Processing methods of Cassava on detoxification

In Sri Lanka, people in rural areas under in drought condition, mostly consume cassava leaves for their meal. They are used to apply the traditional cooking methods which tempering the sliced leaves in 5 or 6 minutes. In this status, the bound cyanide content has been decreased only to the 540 mgKg-1 fresh weight while resulting free cyanide to 119 mgKg-1 fresh weights to a considerable amount and the amount is not within the safe limit. Further processing of the leaves in cooking by slicing, pounding and cooking for 2 hours leads to reduce the bound cyanide level to 5.9 mgKg-1 fresh weight. And also similar lowering of the cyanide level has been reported with the leaves treated with boiling water. Fresh cassava leaves have reported 28.1 (% dry weight) of protein, whereas the boiling sample of the cassava leaves reported the 28.0 (% Dry weight).

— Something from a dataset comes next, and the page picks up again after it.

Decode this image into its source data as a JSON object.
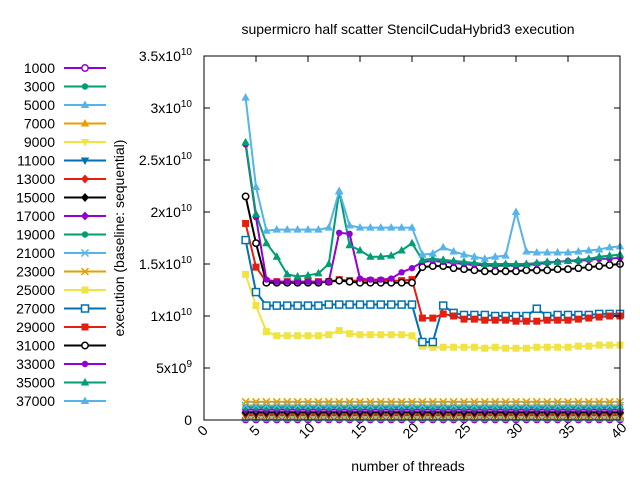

It is worthy to mention that the protein content of the cassava leaves was not affected by the boiling process [17].

Considering the traditional methods of cooking of Cassava leaves according to Fasuyi et al, 2005 cassava leaves subjected to different traditional processing methods, sun drying, oven drying, steaming and shredding. Sun drying with the shredding of cassava leaves showed the effective way on cyanogenic potential from 56.5 mgHCN/100 g in the fresh sample to 1.6-1.8 mgHCN/100 g while the oven drying was reported as the least effective for the cyanogenic detoxification [18]. For tannin and phytin the above methods of processing the cassava leaves are seem to be inefficient. However, for tannin and phytin the genetic reduction can be effective to reduce the effect of the tannin and phytin [19]. As further concluded in the study, the shredding with sun-drying of the cassava leaves can rupture the cells and bring out the linamerase enzyme allow the hydrolysis and resulted volatile HCN. In the case of oven drying of the cassava leaves, the enzymes get denatured with the effect of the higher temperature [20].

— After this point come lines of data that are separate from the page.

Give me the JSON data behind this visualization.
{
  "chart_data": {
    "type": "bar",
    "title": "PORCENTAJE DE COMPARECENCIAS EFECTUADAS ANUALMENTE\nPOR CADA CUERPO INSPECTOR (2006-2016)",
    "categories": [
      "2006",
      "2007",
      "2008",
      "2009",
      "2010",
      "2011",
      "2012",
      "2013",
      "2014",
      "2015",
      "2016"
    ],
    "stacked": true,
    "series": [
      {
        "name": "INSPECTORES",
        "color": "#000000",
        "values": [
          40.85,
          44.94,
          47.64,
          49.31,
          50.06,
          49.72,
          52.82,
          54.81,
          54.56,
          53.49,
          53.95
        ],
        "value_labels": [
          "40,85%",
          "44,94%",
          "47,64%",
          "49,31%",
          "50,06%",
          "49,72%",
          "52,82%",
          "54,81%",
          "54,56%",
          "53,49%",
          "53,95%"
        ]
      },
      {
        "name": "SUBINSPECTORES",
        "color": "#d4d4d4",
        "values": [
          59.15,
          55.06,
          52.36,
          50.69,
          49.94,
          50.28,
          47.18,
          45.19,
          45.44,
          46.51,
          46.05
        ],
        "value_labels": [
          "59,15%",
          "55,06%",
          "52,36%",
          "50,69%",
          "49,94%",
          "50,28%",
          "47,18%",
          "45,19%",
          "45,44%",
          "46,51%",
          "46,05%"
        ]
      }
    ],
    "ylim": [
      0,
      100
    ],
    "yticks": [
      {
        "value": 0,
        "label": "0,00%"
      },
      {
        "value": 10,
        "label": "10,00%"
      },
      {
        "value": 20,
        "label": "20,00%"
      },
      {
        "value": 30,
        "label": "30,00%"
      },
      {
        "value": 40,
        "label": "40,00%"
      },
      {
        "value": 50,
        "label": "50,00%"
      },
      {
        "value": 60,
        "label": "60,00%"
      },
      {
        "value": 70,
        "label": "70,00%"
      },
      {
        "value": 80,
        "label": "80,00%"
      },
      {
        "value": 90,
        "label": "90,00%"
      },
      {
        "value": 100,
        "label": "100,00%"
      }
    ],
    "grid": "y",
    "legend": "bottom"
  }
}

The boiling effect on the cyanogenic content of the cassava leaves also demonstrated in another study. The investigation is based on the altering the surface area of the leaves and pounding and soaking the leaves or combination of those two prior to cooking. The increasing of the boiling time from 10 minutes to 25 minutes reduces the cyanide level of the leaves. Furthermore, reduction of cyanogenic compounds in pounded leaves is higher than the unpounded leaves. This is due to the Area/Volume ratio of the unpounded leaves may inhibit the enzymatic reaction in contrast to the pounded leaves [21]. Pounding of leaves leads to the rupturing cells, stimulating the enzymatic reaction by direct contact with the substrate and the enzyme [22].

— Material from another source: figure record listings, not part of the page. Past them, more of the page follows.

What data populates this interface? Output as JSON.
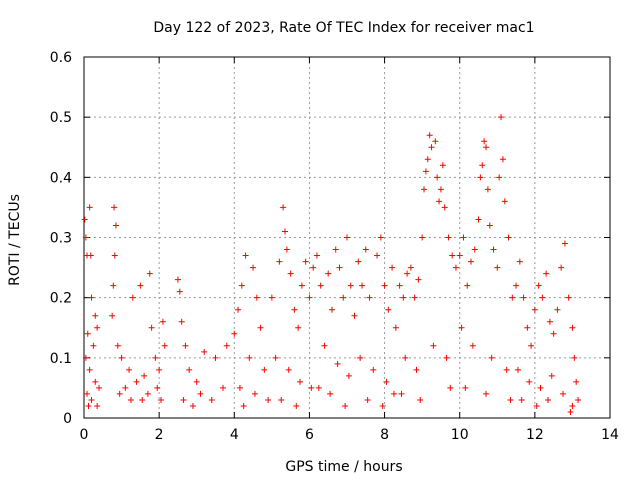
{
  "chart_data": {
    "type": "scatter",
    "title": "Day 122 of 2023, Rate Of TEC Index for receiver mac1",
    "xlabel": "GPS time / hours",
    "ylabel": "ROTI / TECUs",
    "xlim": [
      0,
      14
    ],
    "ylim": [
      0,
      0.6
    ],
    "xticks": [
      "0",
      "2",
      "4",
      "6",
      "8",
      "10",
      "12",
      "14"
    ],
    "yticks": [
      "0",
      "0.1",
      "0.2",
      "0.3",
      "0.4",
      "0.5",
      "0.6"
    ],
    "grid": true,
    "marker": "+",
    "series_color": "#ff0000",
    "points": [
      [
        0.02,
        0.33
      ],
      [
        0.05,
        0.3
      ],
      [
        0.08,
        0.27
      ],
      [
        0.15,
        0.35
      ],
      [
        0.18,
        0.27
      ],
      [
        0.2,
        0.2
      ],
      [
        0.3,
        0.17
      ],
      [
        0.1,
        0.14
      ],
      [
        0.25,
        0.12
      ],
      [
        0.35,
        0.15
      ],
      [
        0.05,
        0.1
      ],
      [
        0.15,
        0.08
      ],
      [
        0.3,
        0.06
      ],
      [
        0.4,
        0.05
      ],
      [
        0.08,
        0.04
      ],
      [
        0.2,
        0.03
      ],
      [
        0.35,
        0.02
      ],
      [
        0.12,
        0.02
      ],
      [
        0.8,
        0.35
      ],
      [
        0.85,
        0.32
      ],
      [
        0.82,
        0.27
      ],
      [
        0.78,
        0.22
      ],
      [
        0.75,
        0.17
      ],
      [
        0.9,
        0.12
      ],
      [
        1.0,
        0.1
      ],
      [
        1.2,
        0.08
      ],
      [
        1.4,
        0.06
      ],
      [
        1.1,
        0.05
      ],
      [
        1.6,
        0.07
      ],
      [
        1.5,
        0.22
      ],
      [
        1.3,
        0.2
      ],
      [
        1.8,
        0.15
      ],
      [
        1.75,
        0.24
      ],
      [
        1.9,
        0.1
      ],
      [
        2.0,
        0.08
      ],
      [
        2.1,
        0.16
      ],
      [
        2.15,
        0.12
      ],
      [
        1.95,
        0.05
      ],
      [
        1.7,
        0.04
      ],
      [
        0.95,
        0.04
      ],
      [
        1.25,
        0.03
      ],
      [
        1.55,
        0.03
      ],
      [
        2.05,
        0.03
      ],
      [
        2.5,
        0.23
      ],
      [
        2.55,
        0.21
      ],
      [
        2.6,
        0.16
      ],
      [
        2.7,
        0.12
      ],
      [
        2.8,
        0.08
      ],
      [
        3.0,
        0.06
      ],
      [
        3.2,
        0.11
      ],
      [
        3.5,
        0.1
      ],
      [
        3.8,
        0.12
      ],
      [
        3.1,
        0.04
      ],
      [
        3.4,
        0.03
      ],
      [
        3.7,
        0.05
      ],
      [
        2.65,
        0.03
      ],
      [
        2.9,
        0.02
      ],
      [
        4.0,
        0.14
      ],
      [
        4.1,
        0.18
      ],
      [
        4.2,
        0.22
      ],
      [
        4.3,
        0.27
      ],
      [
        4.5,
        0.25
      ],
      [
        4.6,
        0.2
      ],
      [
        4.7,
        0.15
      ],
      [
        4.4,
        0.1
      ],
      [
        4.8,
        0.08
      ],
      [
        4.15,
        0.05
      ],
      [
        4.55,
        0.04
      ],
      [
        4.9,
        0.03
      ],
      [
        4.25,
        0.02
      ],
      [
        5.0,
        0.2
      ],
      [
        5.2,
        0.26
      ],
      [
        5.3,
        0.35
      ],
      [
        5.35,
        0.31
      ],
      [
        5.4,
        0.28
      ],
      [
        5.5,
        0.24
      ],
      [
        5.6,
        0.18
      ],
      [
        5.7,
        0.15
      ],
      [
        5.8,
        0.22
      ],
      [
        5.9,
        0.26
      ],
      [
        6.0,
        0.2
      ],
      [
        5.1,
        0.1
      ],
      [
        5.45,
        0.08
      ],
      [
        5.75,
        0.06
      ],
      [
        6.05,
        0.05
      ],
      [
        5.25,
        0.03
      ],
      [
        5.65,
        0.02
      ],
      [
        6.1,
        0.25
      ],
      [
        6.2,
        0.27
      ],
      [
        6.3,
        0.22
      ],
      [
        6.5,
        0.24
      ],
      [
        6.6,
        0.18
      ],
      [
        6.7,
        0.28
      ],
      [
        6.8,
        0.25
      ],
      [
        6.9,
        0.2
      ],
      [
        7.0,
        0.3
      ],
      [
        7.1,
        0.22
      ],
      [
        7.2,
        0.17
      ],
      [
        6.4,
        0.12
      ],
      [
        6.75,
        0.09
      ],
      [
        7.05,
        0.07
      ],
      [
        6.25,
        0.05
      ],
      [
        6.55,
        0.04
      ],
      [
        6.95,
        0.02
      ],
      [
        7.3,
        0.26
      ],
      [
        7.4,
        0.22
      ],
      [
        7.5,
        0.28
      ],
      [
        7.6,
        0.2
      ],
      [
        7.8,
        0.27
      ],
      [
        7.9,
        0.3
      ],
      [
        8.0,
        0.22
      ],
      [
        8.1,
        0.18
      ],
      [
        8.2,
        0.25
      ],
      [
        8.3,
        0.15
      ],
      [
        7.35,
        0.1
      ],
      [
        7.7,
        0.08
      ],
      [
        8.05,
        0.06
      ],
      [
        8.25,
        0.04
      ],
      [
        7.55,
        0.03
      ],
      [
        7.95,
        0.02
      ],
      [
        8.4,
        0.22
      ],
      [
        8.5,
        0.2
      ],
      [
        8.6,
        0.24
      ],
      [
        8.7,
        0.25
      ],
      [
        8.8,
        0.2
      ],
      [
        8.9,
        0.23
      ],
      [
        9.0,
        0.3
      ],
      [
        9.05,
        0.38
      ],
      [
        9.1,
        0.41
      ],
      [
        9.15,
        0.43
      ],
      [
        9.2,
        0.47
      ],
      [
        9.25,
        0.45
      ],
      [
        9.35,
        0.46
      ],
      [
        9.4,
        0.4
      ],
      [
        9.45,
        0.36
      ],
      [
        9.5,
        0.38
      ],
      [
        9.55,
        0.42
      ],
      [
        9.6,
        0.35
      ],
      [
        9.7,
        0.3
      ],
      [
        9.8,
        0.27
      ],
      [
        9.9,
        0.25
      ],
      [
        8.55,
        0.1
      ],
      [
        8.85,
        0.08
      ],
      [
        9.3,
        0.12
      ],
      [
        9.65,
        0.1
      ],
      [
        8.45,
        0.04
      ],
      [
        8.95,
        0.03
      ],
      [
        9.75,
        0.05
      ],
      [
        10.0,
        0.27
      ],
      [
        10.1,
        0.3
      ],
      [
        10.2,
        0.22
      ],
      [
        10.3,
        0.26
      ],
      [
        10.4,
        0.28
      ],
      [
        10.5,
        0.33
      ],
      [
        10.55,
        0.4
      ],
      [
        10.6,
        0.42
      ],
      [
        10.65,
        0.46
      ],
      [
        10.7,
        0.45
      ],
      [
        10.75,
        0.38
      ],
      [
        10.8,
        0.32
      ],
      [
        10.9,
        0.28
      ],
      [
        11.0,
        0.25
      ],
      [
        11.05,
        0.4
      ],
      [
        11.1,
        0.5
      ],
      [
        11.15,
        0.43
      ],
      [
        11.2,
        0.36
      ],
      [
        11.3,
        0.3
      ],
      [
        11.4,
        0.2
      ],
      [
        10.05,
        0.15
      ],
      [
        10.35,
        0.12
      ],
      [
        10.85,
        0.1
      ],
      [
        11.25,
        0.08
      ],
      [
        10.15,
        0.05
      ],
      [
        10.7,
        0.04
      ],
      [
        11.35,
        0.03
      ],
      [
        11.5,
        0.22
      ],
      [
        11.6,
        0.26
      ],
      [
        11.7,
        0.2
      ],
      [
        11.8,
        0.15
      ],
      [
        11.9,
        0.12
      ],
      [
        12.0,
        0.18
      ],
      [
        12.1,
        0.22
      ],
      [
        12.2,
        0.2
      ],
      [
        12.3,
        0.24
      ],
      [
        12.4,
        0.16
      ],
      [
        12.5,
        0.14
      ],
      [
        12.6,
        0.18
      ],
      [
        12.7,
        0.25
      ],
      [
        12.8,
        0.29
      ],
      [
        12.9,
        0.2
      ],
      [
        13.0,
        0.15
      ],
      [
        13.05,
        0.1
      ],
      [
        13.1,
        0.06
      ],
      [
        13.15,
        0.03
      ],
      [
        11.55,
        0.08
      ],
      [
        11.85,
        0.06
      ],
      [
        12.15,
        0.05
      ],
      [
        12.45,
        0.07
      ],
      [
        12.75,
        0.04
      ],
      [
        13.0,
        0.02
      ],
      [
        11.65,
        0.03
      ],
      [
        12.05,
        0.02
      ],
      [
        12.35,
        0.03
      ],
      [
        12.95,
        0.01
      ]
    ]
  }
}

The use of traditional methods such as soaking, boiling, chipping, soaking, fermentation, cooking, steaming, drying and roasting, lead the enzyme linamerase to expose to the cyanogenic compounds and release free cyanide (HCN and cyanouric acid) and detoxification is occurred by dissolving HCN and escaping them into air [23]. Though the traditional processing methods can reduce the cyanide content to a certain level, it may not remove all the toxicity. But the genetic engineering has proven the greater potential to remove the cyanogenic toxicity [24,25].

Conclusion

Leaves of Manihot esculanta is a rich protein source as well as consist with carbohydrate, beta carotene, vitamin C, B1, B2, other micro and macro nutrient elements which is able to full fill the nutrient requirement of humans. Cultivar, part of the plant, harvesting period, soil fertility, age (maturity period) and the drying temperature determine the nutrient content of cassava leaves. The nutrient content of cassava is limited by the presence of high amount of anti-nutrients, fiber, cyanide, tannin and phytin in the leaves. The presence of cynogenic compound in cassava leaves results chronic and acute health disorders. According to the literature, different processing methods of cassava leaves can affect the cynogenic toxicity of cassava leaves than the prevailing traditional processing method of cassava.